Monday, 7 December 2020

Menil Collection: Never Mind the Context, Admire our Taste


 Object Biographies: Collaborative Approaches to Ancient Mediterranean Art
Edited by John North Hopkins, Sarah Kielt Costello, and Paul R. Davis

A revealing look at ancient art in the Menil Collection that addresses the problem of objects lacking archaeological context
This innovative presentation of ancient objects in the Menil Collection offers a new model for understanding works from antiquity that lack archaeological context. Editors John North Hopkins, Sarah Kielt Costello, and Paul R. Davis with 11 additional authors employ a creative mixture of iconography, technical studies, and known provenance to gain insight into both the meaning of the objects themselves and what they can teach us more broadly about archaeology, art history, and collecting practices.
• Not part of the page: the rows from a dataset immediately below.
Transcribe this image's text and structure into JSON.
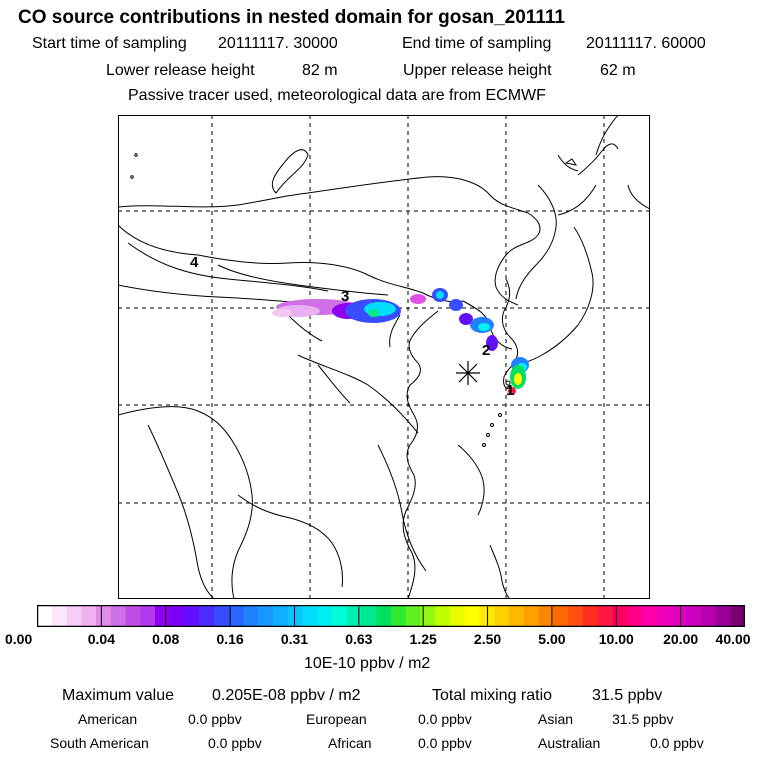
{
  "header": {
    "title": "CO  source contributions in nested domain for gosan_201111",
    "start_label": "Start time of sampling",
    "start_value": "20111117. 30000",
    "end_label": "End time of sampling",
    "end_value": "20111117. 60000",
    "lower_label": "Lower release height",
    "lower_value": "82 m",
    "upper_label": "Upper release height",
    "upper_value": "62 m",
    "note": "Passive tracer used, meteorological data are from ECMWF"
  },
  "map": {
    "region_labels": [
      "4",
      "3",
      "2",
      "1"
    ],
    "receptor_marker": "asterisk-icon"
  },
  "colorbar": {
    "ticks": [
      "0.00",
      "0.04",
      "0.08",
      "0.16",
      "0.31",
      "0.63",
      "1.25",
      "2.50",
      "5.00",
      "10.00",
      "20.00",
      "40.00"
    ],
    "unit": "10E-10 ppbv / m2",
    "colors": [
      "#ffffff",
      "#fbe6fb",
      "#f5cdf5",
      "#eeb3ee",
      "#df8ce8",
      "#d070e6",
      "#c04ee6",
      "#b03af0",
      "#9000f0",
      "#7a00f8",
      "#6010ff",
      "#4c2cff",
      "#3a4cff",
      "#2a64ff",
      "#2080ff",
      "#1898ff",
      "#10b0ff",
      "#08c8ff",
      "#00ddff",
      "#00f0f0",
      "#00ffd8",
      "#00f0b0",
      "#00e890",
      "#00e060",
      "#30e830",
      "#60f020",
      "#90f810",
      "#c0ff00",
      "#e8ff00",
      "#ffff00",
      "#ffe800",
      "#ffd000",
      "#ffb800",
      "#ffa000",
      "#ff8400",
      "#ff6a00",
      "#ff5010",
      "#ff3020",
      "#ff1840",
      "#ff0060",
      "#ff0088",
      "#ff00a8",
      "#f000b8",
      "#e000c0",
      "#d000c0",
      "#b800b0",
      "#980098",
      "#780070"
    ]
  },
  "stats": {
    "max_label": "Maximum value",
    "max_value": "0.205E-08 ppbv / m2",
    "total_label": "Total mixing ratio",
    "total_value": "31.5 ppbv",
    "regions": [
      {
        "name": "American",
        "value": "0.0 ppbv"
      },
      {
        "name": "European",
        "value": "0.0 ppbv"
      },
      {
        "name": "Asian",
        "value": "31.5 ppbv"
      },
      {
        "name": "South American",
        "value": "0.0 ppbv"
      },
      {
        "name": "African",
        "value": "0.0 ppbv"
      },
      {
        "name": "Australian",
        "value": "0.0 ppbv"
      }
    ]
  }
}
As they take on complex issues of cultural heritage, legality, and taste, these essays bring to life works that are often consigned to either the imperial past or conceptual limbo and introduce a fresh framework through which to engage with the multilayered history that these objects represent. ISBN: 9780300250879 Publication Date: February 9, 2021
You get that "art lacking in archaeological context". So basically an object-centred treatment of archaeological objects as "art" to excuse the museum created in Houston out of the private collection formed from the 1940s to the 1990s by John and Dominique de Menil acquiring items looted from archaeological sites? Eh?

John North Hopkins is an assistant professor of art history at the Institute of Fine Arts, New York University. Sarah Kielt Costello is an associate professor of art history at the University of Houston–Clear Lake. Paul R. Davis is curator of collections at the Menil Collection.